Le président de la RDC, Felix Tshisekedi (à gauche) et son homologue rwandais Paul Kagame à New York, le 23 septembre 2019 (Facebook / RDC Présidence)

Le président rwandais, Paul Kagame, a affirmé lundi que, contrairement à des rumeurs persistantes, son pays n'a déployé aucun soldat en République démocratique du Congo (RDC) voisine pour y lutter contre des groupes rebelles.

"Le gouvernement de la RDC sait qu'il n'y a pas le moindre soldat (rwandais) dans l'est de la RDC. Vous pouvez me croire, il n'y a aucun soldat des RDF (Forces de défense rwandaises) dans cette partie du monde", a déclaré M. Kagame lors d'une conférence de presse notamment consacrée au nouveau coronavirus.
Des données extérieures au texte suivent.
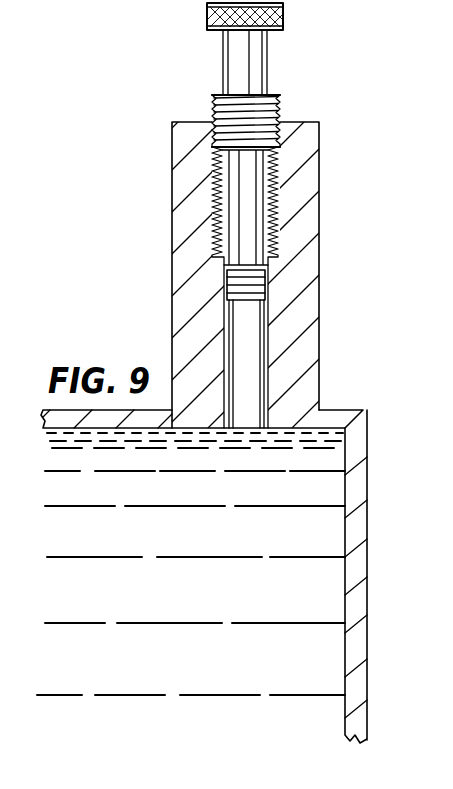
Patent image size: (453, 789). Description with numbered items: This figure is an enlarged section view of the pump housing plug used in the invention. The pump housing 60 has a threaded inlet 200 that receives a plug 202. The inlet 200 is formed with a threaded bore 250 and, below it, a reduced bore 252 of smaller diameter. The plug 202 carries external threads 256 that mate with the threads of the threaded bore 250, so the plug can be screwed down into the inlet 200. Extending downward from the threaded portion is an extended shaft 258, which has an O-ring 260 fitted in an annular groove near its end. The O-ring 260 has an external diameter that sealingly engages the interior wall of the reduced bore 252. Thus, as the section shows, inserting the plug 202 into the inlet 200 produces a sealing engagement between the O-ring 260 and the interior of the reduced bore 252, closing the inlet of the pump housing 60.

The threaded inlet 200 is at (385, 106).
The plug 202 is at (283, 19).
The external threads 256 is at (283, 104).
The extended shaft 258 is at (262, 188).
The threaded bore 250 is at (280, 233).
The O-ring 260 is at (266, 282).
The reduced bore 252 is at (265, 358).
The pump housing 60 is at (367, 514).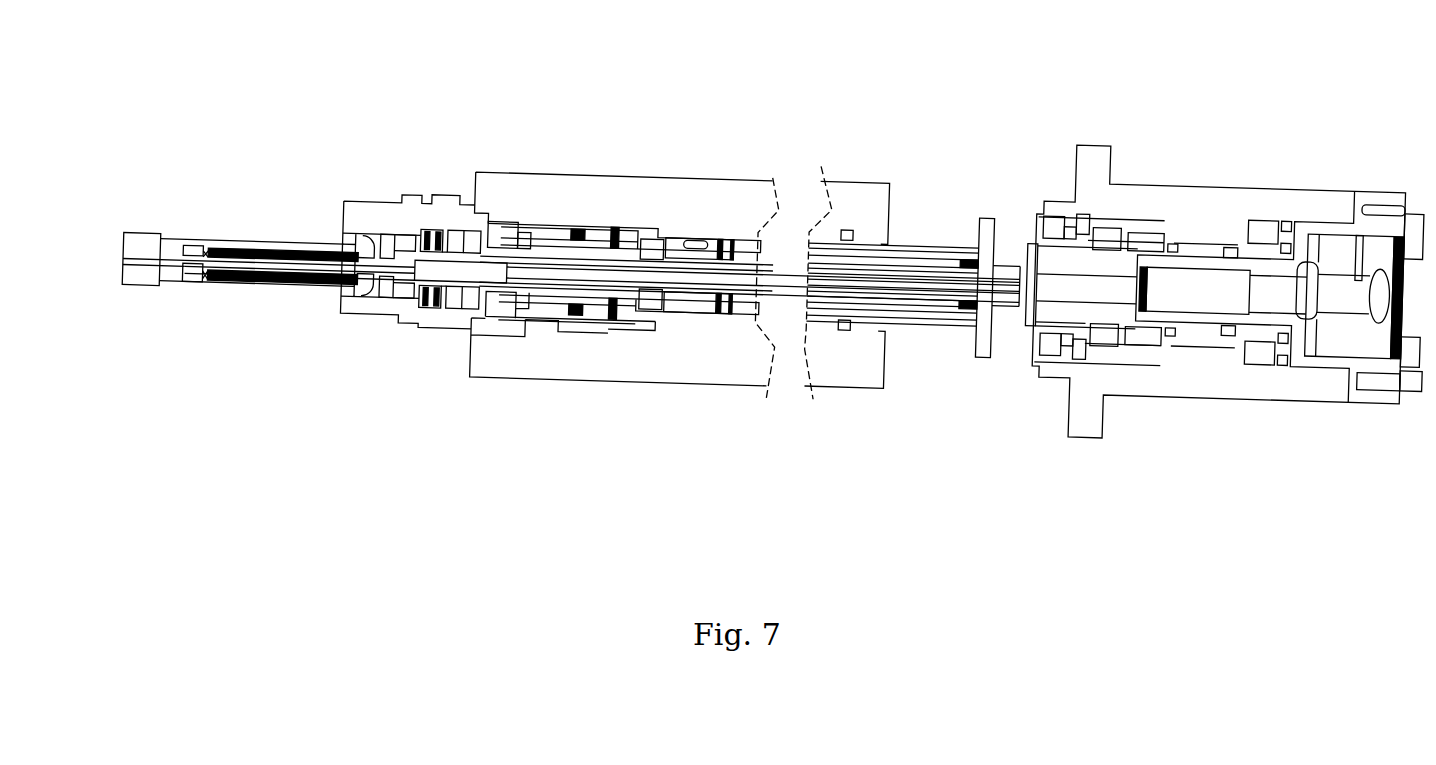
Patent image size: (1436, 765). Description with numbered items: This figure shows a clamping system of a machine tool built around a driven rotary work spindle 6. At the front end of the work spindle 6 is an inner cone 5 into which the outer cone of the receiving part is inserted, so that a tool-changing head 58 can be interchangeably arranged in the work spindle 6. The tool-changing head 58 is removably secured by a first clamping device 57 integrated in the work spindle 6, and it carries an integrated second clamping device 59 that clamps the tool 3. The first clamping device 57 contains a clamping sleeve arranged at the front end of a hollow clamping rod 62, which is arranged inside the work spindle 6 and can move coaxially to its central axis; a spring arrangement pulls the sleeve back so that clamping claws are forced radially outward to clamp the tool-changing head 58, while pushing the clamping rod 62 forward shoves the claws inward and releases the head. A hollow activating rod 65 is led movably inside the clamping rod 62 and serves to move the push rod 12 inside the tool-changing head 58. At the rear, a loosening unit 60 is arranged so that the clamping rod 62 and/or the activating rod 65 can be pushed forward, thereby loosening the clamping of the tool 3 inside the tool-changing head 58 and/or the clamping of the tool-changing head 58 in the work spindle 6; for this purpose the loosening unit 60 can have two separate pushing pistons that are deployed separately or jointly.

The tool 3 is at (138, 285).
The inner cone 5 is at (533, 190).
The work spindle 6 is at (642, 190).
The push rod 12 is at (402, 308).
The first clamping device 57 is at (563, 328).
The tool-changing head 58 is at (392, 190).
The second clamping device 59 is at (215, 284).
The loosening unit 60 is at (1197, 170).
The clamping rod 62 is at (663, 303).
The activating rod 65 is at (902, 292).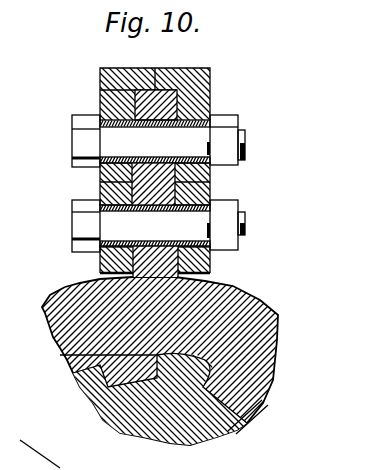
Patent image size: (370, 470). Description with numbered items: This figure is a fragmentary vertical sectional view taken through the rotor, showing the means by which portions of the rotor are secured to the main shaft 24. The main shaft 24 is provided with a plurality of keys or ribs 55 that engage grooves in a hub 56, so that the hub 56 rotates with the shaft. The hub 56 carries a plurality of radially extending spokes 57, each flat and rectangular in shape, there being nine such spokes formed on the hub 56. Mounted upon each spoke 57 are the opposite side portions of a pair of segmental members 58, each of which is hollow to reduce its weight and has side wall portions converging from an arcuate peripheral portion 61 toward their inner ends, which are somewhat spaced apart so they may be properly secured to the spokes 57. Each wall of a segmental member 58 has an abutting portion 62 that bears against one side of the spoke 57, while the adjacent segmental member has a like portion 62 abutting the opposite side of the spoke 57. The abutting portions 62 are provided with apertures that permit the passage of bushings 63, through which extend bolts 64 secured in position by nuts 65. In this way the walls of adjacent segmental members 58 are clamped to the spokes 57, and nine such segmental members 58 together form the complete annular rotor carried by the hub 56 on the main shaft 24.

The main shaft 24 is at (237, 429).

Depuis plusieurs mois, des rumeurs font état d'une présence directe de l'armée rwandaise sur le sol congolais pour mener une offensive avec les forces congolaises contre les rebelles des Forces démocratiques de libération du Rwanda (FDLR).

Les FDLR sont un groupe de rebelles hutu rwandais réfugiés en RDC, dont certains des fondateurs au début des années 2000 ont participé au génocide contre les Tutsi au Rwanda en 1994.

L'armée congolaise avait annoncé en septembre avoir tué le chef des FDLR, Sylvestre Mudacumura, poursuivi par la Cour pénale internationale (CPI) pour des crimes de guerre dans l'est de la RDC.

Cette annonce avait été saluée par Kigali, qui reprochait auparavant à la RDC de ne pas en faire assez contre les FDLR.

M. Kagame s'est d'ailleurs réjoui lundi de la volonté de collaboration affichée par le gouvernement congolais depuis l'élection en janvier 2019 du président Félix Tshisekedi.

"Heureusement, nous avons en RDC un gouvernement qui a accepté de travailler avec les pays de la région pour résoudre un problème qui dure depuis 25 ans", a-t-il souligné.

Le Groupe des experts du Congo (GEC), rattaché à l'Université de New York, avait affirmé en se basant sur "plusieurs sources militaires, diplomatiques et de la société civile" que des soldats des forces spéciales rwandaises avaient participé à une offensive sur le sol congolais fin novembre.

Le Rwanda avait immédiatement démenti, en affirmant que l'opération contre les FDLR et leurs groupes dissidents était "conduite par l'armée congolaise". Mais il s'était dit prêt à fournir de l'assistance ou des renseignements.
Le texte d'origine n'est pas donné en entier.